This is what to make when your tomatoes are so good they barely need anything — but you still want it to feel a little fancy. Paper-thin heirloom tomatoes, a drizzle of good olive oil, fried salty capers, and generous shavings of pecorino. It’s the ultimate summer starter: light, salty, and so pretty on the plate.
Prep the tomatoes: Using a very sharp knife or mandoline, slice the tomatoes into paper-thin rounds. Arrange them, slightly overlapping, on a large serving platter.

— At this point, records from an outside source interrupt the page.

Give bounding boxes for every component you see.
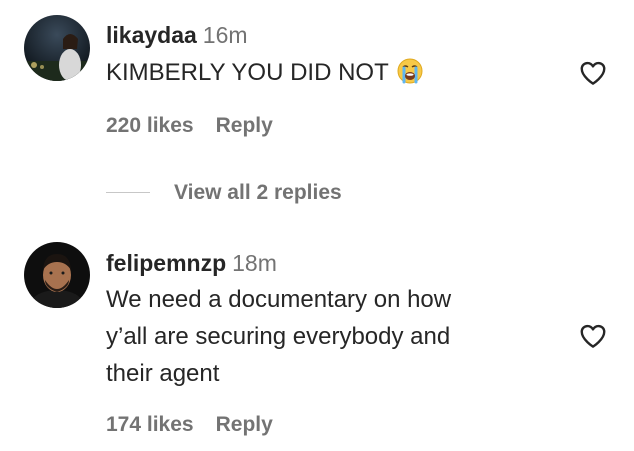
avatar[interactable] — [24, 15, 90, 81]
replies-divider — [106, 192, 150, 193]
comment-header: felipemnzp 18m — [106, 248, 277, 278]
view-replies-label: View all 2 replies — [174, 181, 342, 204]
timestamp: 16m — [202, 22, 248, 48]
like-count[interactable]: 220 likes — [106, 114, 194, 137]
comment-meta: 174 likes Reply — [106, 411, 273, 439]
loudly-crying-face-icon — [397, 58, 423, 95]
reply-button[interactable]: Reply — [216, 114, 273, 137]
timestamp: 18m — [232, 250, 277, 276]
like-button[interactable] — [578, 321, 608, 351]
like-count[interactable]: 174 likes — [106, 413, 194, 436]
comment-text-content: KIMBERLY YOU DID NOT — [106, 59, 389, 86]
reply-button[interactable]: Reply — [216, 413, 273, 436]
heart-outline-icon — [580, 324, 606, 348]
comment-text: We need a documentary on how y’all are s… — [106, 286, 452, 387]
like-button[interactable] — [578, 58, 608, 88]
comment-header: likaydaa 16m — [106, 20, 248, 50]
username[interactable]: likaydaa — [106, 22, 197, 48]
username[interactable]: felipemnzp — [106, 250, 226, 276]
heart-outline-icon — [580, 61, 606, 85]
comment-item: likaydaa 16m KIMBERLY YOU DID NOT 220 lik… — [0, 0, 634, 225]
comment-item: felipemnzp 18m We need a documentary on h… — [0, 235, 634, 451]
avatar[interactable] — [24, 242, 90, 308]
comment-meta: 220 likes Reply — [106, 112, 273, 140]
comment-text: KIMBERLY YOU DID NOT — [106, 54, 546, 95]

Fry the capers: Heat 2 tablespoons olive oil in a small skillet over medium-high. When hot, add the capers and fry for about 2–3 minutes until crispy and just starting to burst. Remove with a slotted spoon and drain on paper towels.
Assemble: Drizzle the tomatoes with the remaining olive oil and season lightly with flaky salt and plenty of black pepper. Scatter the crispy capers over the top, then use a vegetable peeler to shave curls of pecorino generously over everything.
Garnish and serve: Top with a few basil leaves or microgreens if you like. Serve immediately at room temperature.
Notes
Use a mix of colorful heirloom tomatoes for the prettiest presentation.
If you don’t have pecorino, shaved parmesan works beautifully too.